You can use the extreme value theorem. It's not difficult to show that $f(x,y) \to 0$ as $\|(x, y)\| \to \infty$. Note also that $f(1, 0) = e^{-1} > 0$ and $f(0, 1) = -e^{-1} < 0$. By the limit expression, there must exist an $M$ large enough such that $\|(x, y)\| > M \implies |f(x, y)| < e^{-1}$. By the extreme value theorem, $f$ must attain a maximum and minimum on this compact ball $B[(0, 0); M]$, and such a maximum must be at least $e^{-1}$ and similarly the minimum is at most $-e^{-1}$. This maximum on $B[(0, 0); M]$ is therefore a global maximum, and similarly for the minimum.

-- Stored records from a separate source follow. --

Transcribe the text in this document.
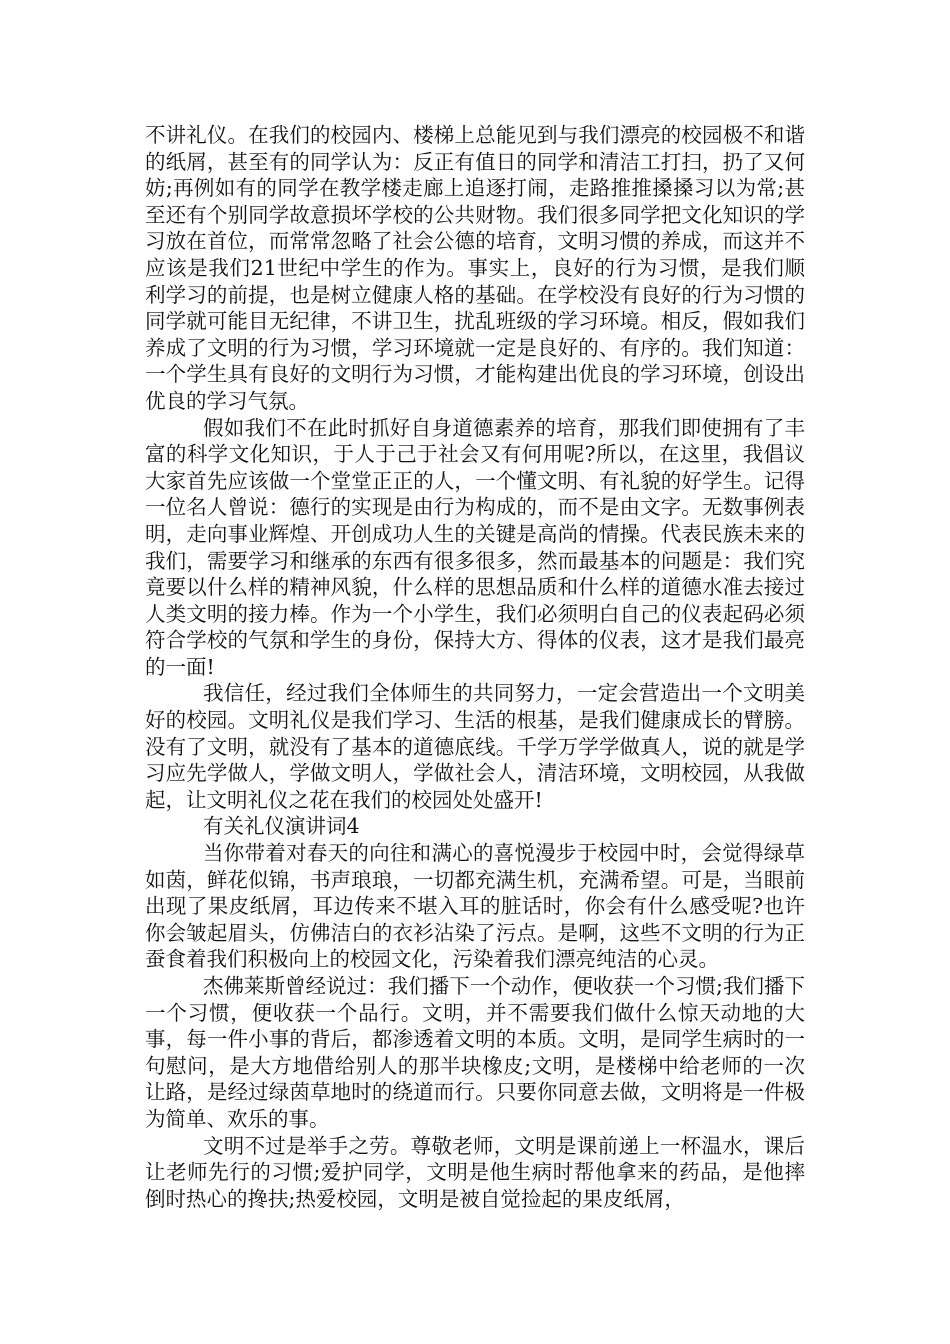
不讲礼仪。在我们的校园内、楼梯上总能见到与我们漂亮的校园极不和谐的纸屑，甚至有的同学认为：反正有值日的同学和清洁工打扫，扔了又何妨;再例如有的同学在教学楼走廊上追逐打闹，走路推推搡搡习以为常;甚至还有个别同学故意损坏学校的公共财物。我们很多同学把文化知识的学习放在首位，而常常忽略了社会公德的培育，文明习惯的养成，而这并不应该是我们21世纪中学生的作为。事实上，良好的行为习惯，是我们顺利学习的前提，也是树立健康人格的基础。在学校没有良好的行为习惯的同学就可能目无纪律，不讲卫生，扰乱班级的学习环境。相反，假如我们养成了文明的行为习惯，学习环境就一定是良好的、有序的。我们知道：一个学生具有良好的文明行为习惯，才能构建出优良的学习环境，创设出优良的学习气氛。

假如我们不在此时抓好自身道德素养的培育，那我们即使拥有了丰富的科学文化知识，于人于己于社会又有何用呢?所以，在这里，我倡议大家首先应该做一个堂堂正正的人，一个懂文明、有礼貌的好学生。记得一位名人曾说：德行的实现是由行为构成的，而不是由文字。无数事例表明，走向事业辉煌、开创成功人生的关键是高尚的情操。代表民族未来的我们，需要学习和继承的东西有很多很多，然而最基本的问题是：我们究竟要以什么样的精神风貌，什么样的思想品质和什么样的道德水准去接过人类文明的接力棒。作为一个小学生，我们必须明白自己的仪表起码必须符合学校的气氛和学生的身份，保持大方、得体的仪表，这才是我们最亮的一面!

我信任，经过我们全体师生的共同努力，一定会营造出一个文明美好的校园。文明礼仪是我们学习、生活的根基，是我们健康成长的臂膀。没有了文明，就没有了基本的道德底线。千学万学学做真人，说的就是学习应先学做人，学做文明人，学做社会人，清洁环境，文明校园，从我做起，让文明礼仪之花在我们的校园处处盛开!

有关礼仪演讲词4

当你带着对春天的向往和满心的喜悦漫步于校园中时，会觉得绿草如茵，鲜花似锦，书声琅琅，一切都充满生机，充满希望。可是，当眼前出现了果皮纸屑，耳边传来不堪入耳的脏话时，你会有什么感受呢?也许你会皱起眉头，仿佛洁白的衣衫沾染了污点。是啊，这些不文明的行为正蚕食着我们积极向上的校园文化，污染着我们漂亮纯洁的心灵。

杰佛莱斯曾经说过：我们播下一个动作，便收获一个习惯;我们播下一个习惯，便收获一个品行。文明，并不需要我们做什么惊天动地的大事，每一件小事的背后，都渗透着文明的本质。文明，是同学生病时的一句慰问，是大方地借给别人的那半块橡皮;文明，是楼梯中给老师的一次让路，是经过绿茵草地时的绕道而行。只要你同意去做，文明将是一件极为简单、欢乐的事。

文明不过是举手之劳。尊敬老师，文明是课前递上一杯温水，课后让老师先行的习惯;爱护同学，文明是他生病时帮他拿来的药品，是他摔倒时热心的搀扶;热爱校园，文明是被自觉捡起的果皮纸屑，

The questions are, in my opinion, in a good order. Finding the stationary points and classifying them with derivative tests cannot show anything more than local maximality or minimality. Whereas, if you know in advance that a global maximum/minimum must exist, you know it must occur at a stationary point (since the function is differentiable), so it is sound to compare the values of the function at the stationary points, taking the greatest to be the maximum and the least to be the minimum.

Answer 2

Write the function in polar coordinates:

$$f(r,\theta)=r^2(\cos^2\theta-\sin^2\theta)e^{-r^2}=r^2e^{-r^2}\cos2\theta$$

and if we look for extrema values:

$$\begin{cases}f'_r=2re^{-r^2}\cos2\theta-2r^3e^{-r^2}\cos2\theta=2re^{-r^2}\cos2\theta(1-r^2)=0\iff r=1\\{}\\ f'_\theta=-2r^2e^{-r^2}\sin2\theta=0\iff2\theta=k\pi\,,\,\,k\in\Bbb Z\iff\theta=\frac k2\pi,\,\,k\in\Bbb Z\\{}\\ f''_{rr}=2e^{-r^2}\cos2\theta\left[1-r^2-2r(1-r^2)-2r^2\right]=2e^{-r^2}\cos2\theta\left[2r^3-3r^2-2r+1\right]\\{}\\ f''_{\theta\theta}=-4r^2e^{-r^2}\cos2\theta\\{}\\ f''_{r\theta}=-4r(1-r^2)e^{-r^2}\sin2\theta\end{cases}$$

and thus the Hessian is

$$H(r,\theta)=\begin{vmatrix}2e^{-r^2}\cos2\theta\left[2r^3-3r^2-2r+1\right] &-4r(1-r^2)e^{-r^2}\sin2\theta\\ -4r(1-r^2)e^{-r^2}\sin2\theta&-4r^2e^{-r^2}\cos2\theta\end{vmatrix}=$$$${}$$

$$=-8r^2e^{-2r^2}\left[(2r^3-3r^2-2r+1)\cos^22\theta+2(1-r^2)^2\sin^22\theta\right]$$

Thus, at the critical points, we get:

$$H\left(1,\frac k2\pi\right)=-8e^{-2}(-2)\cos^2k\pi=16e^{-2}\cos^2k\pi>0\;,\,\,k\in\Bbb Z$$

and since

$$f''_{rr}\left(1,\frac k2\pi\right)=2e^{-2}\cos k\pi\cdot(-2)=-4e^{-2}\cos k\pi$$

we get that

$$\begin{cases}k\in\Bbb Z\;\text{odd}\implies f''_{rr}\left(1,\frac k2\pi\right)>0\implies\text{ we get a local minimum}\\{}\\ k\in\Bbb Z\;\text{even}\implies f''_{rr}\left(1,\frac k2\pi\right)<0\implies\text{ we get a local maximum}\end{cases}$$

We thus get the local extrema points are on the unit circle (or at the origin, which we didn't check since we assumed all the time $\;r>0\;$), and thus anyway they are within the closed unit disk, which is a compact set and thus the function, being continuous, attains its maximum and minimum there.